On of the stories I was reading this morning mentioned that some of those with Nest security cameras have been subjected to hack attacks. One of the attacks they were subjected to were hackers asking Alexa to play Justin Bieber (as a bit of a nasty shock) on the assumption that someone with a Nest security camera may well also have an Amazon product with Alexa built-in.
Allegedly the method of compromise was simply to try known combinations of email address and password – given that there are many web site leaks that have been archived around the place, such data is easily available.
This is a reminder to :-
- Use a password manager (such as KeePass, KeePassX, Lastpass, etc.) to assist remembering passwords.
- Use different passwords on each site … or at least for the important sites.
- Periodically check on Have I Been Pwned to see if any of the sites that you use has been compromised.
- Use two-factor (or multi-factor) authentication where it is available; particularly for “sensitive” sites such as Dropbox, banks, etc.
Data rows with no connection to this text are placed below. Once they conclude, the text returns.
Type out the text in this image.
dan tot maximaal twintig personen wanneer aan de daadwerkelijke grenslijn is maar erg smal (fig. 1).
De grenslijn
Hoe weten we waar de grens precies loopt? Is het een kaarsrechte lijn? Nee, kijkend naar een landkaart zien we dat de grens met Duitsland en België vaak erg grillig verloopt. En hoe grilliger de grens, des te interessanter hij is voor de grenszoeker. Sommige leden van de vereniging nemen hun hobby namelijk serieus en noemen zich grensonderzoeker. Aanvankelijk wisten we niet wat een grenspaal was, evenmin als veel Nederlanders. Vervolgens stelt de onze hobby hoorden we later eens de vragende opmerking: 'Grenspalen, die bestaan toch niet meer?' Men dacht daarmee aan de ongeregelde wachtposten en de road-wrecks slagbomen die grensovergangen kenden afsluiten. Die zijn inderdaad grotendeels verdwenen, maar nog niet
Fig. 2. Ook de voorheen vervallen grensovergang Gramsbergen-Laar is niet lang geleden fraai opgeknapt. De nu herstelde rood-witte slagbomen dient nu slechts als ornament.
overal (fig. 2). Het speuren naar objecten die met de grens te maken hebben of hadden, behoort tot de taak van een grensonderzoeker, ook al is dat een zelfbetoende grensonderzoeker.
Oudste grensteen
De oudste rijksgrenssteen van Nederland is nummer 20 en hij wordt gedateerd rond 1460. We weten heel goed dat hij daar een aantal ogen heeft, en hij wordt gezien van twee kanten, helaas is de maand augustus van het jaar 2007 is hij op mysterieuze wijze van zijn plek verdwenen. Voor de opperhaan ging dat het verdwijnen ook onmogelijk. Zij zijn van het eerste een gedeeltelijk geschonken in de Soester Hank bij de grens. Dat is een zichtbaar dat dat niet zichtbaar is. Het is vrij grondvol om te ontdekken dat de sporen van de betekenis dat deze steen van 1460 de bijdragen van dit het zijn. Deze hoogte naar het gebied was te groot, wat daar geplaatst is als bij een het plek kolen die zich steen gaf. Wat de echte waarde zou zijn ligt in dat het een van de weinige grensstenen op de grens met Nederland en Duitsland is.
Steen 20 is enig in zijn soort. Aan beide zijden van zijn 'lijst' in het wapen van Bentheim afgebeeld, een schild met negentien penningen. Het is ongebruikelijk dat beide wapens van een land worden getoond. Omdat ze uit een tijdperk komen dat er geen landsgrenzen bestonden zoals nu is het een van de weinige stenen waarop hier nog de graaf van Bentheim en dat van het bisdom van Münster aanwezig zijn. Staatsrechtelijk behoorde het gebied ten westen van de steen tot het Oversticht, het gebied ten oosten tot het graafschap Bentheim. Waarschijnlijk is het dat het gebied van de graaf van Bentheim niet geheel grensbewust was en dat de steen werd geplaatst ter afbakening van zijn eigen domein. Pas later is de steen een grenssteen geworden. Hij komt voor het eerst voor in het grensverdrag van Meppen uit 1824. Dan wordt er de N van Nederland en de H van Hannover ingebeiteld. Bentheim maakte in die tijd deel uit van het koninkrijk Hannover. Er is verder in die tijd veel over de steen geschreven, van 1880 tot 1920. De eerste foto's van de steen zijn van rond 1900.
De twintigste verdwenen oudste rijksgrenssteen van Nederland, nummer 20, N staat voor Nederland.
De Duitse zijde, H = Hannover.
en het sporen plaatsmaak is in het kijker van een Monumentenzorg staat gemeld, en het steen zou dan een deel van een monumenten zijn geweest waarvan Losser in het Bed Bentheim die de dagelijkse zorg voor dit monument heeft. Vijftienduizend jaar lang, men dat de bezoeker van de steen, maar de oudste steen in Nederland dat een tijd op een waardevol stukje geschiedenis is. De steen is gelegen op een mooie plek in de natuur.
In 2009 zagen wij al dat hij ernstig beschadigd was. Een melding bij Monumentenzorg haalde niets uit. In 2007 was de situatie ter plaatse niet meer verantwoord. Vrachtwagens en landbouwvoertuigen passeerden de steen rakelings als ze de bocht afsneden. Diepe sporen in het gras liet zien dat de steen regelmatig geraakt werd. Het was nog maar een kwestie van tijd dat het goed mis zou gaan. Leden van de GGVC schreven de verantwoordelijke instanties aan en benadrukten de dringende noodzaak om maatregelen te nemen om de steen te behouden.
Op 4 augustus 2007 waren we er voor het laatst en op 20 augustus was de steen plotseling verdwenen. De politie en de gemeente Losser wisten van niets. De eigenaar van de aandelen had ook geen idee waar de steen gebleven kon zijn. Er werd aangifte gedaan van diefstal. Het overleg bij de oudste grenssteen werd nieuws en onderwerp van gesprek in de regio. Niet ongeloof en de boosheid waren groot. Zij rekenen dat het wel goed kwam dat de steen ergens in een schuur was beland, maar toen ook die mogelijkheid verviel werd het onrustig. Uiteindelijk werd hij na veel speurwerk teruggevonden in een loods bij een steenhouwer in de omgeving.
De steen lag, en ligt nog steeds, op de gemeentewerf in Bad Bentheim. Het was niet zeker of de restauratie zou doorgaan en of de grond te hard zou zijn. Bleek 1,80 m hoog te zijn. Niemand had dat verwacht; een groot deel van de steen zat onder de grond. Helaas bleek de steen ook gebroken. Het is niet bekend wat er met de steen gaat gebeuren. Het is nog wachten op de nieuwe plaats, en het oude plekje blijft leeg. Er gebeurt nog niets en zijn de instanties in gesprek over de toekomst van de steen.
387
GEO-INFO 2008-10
The question is, how often does this sort of attack occur? And how often does it succeed?
In general I can’t answer that, but we do see a continuous stream of password “guessing” attacks where an attacker tries to use lists of known email addresses and passwords to get in to various services. And by “continuous stream” we’re talking about in the region of 100,000 probes a day across all services.
In terms of successful attacks, it is somewhat less than that but we do get a trickle of notifications of either account compromises or of account credential leaks. This “trickle” amounts to between 3 and 118 incidents a month (since 2015), and a mean of 28 per month (since January 2018).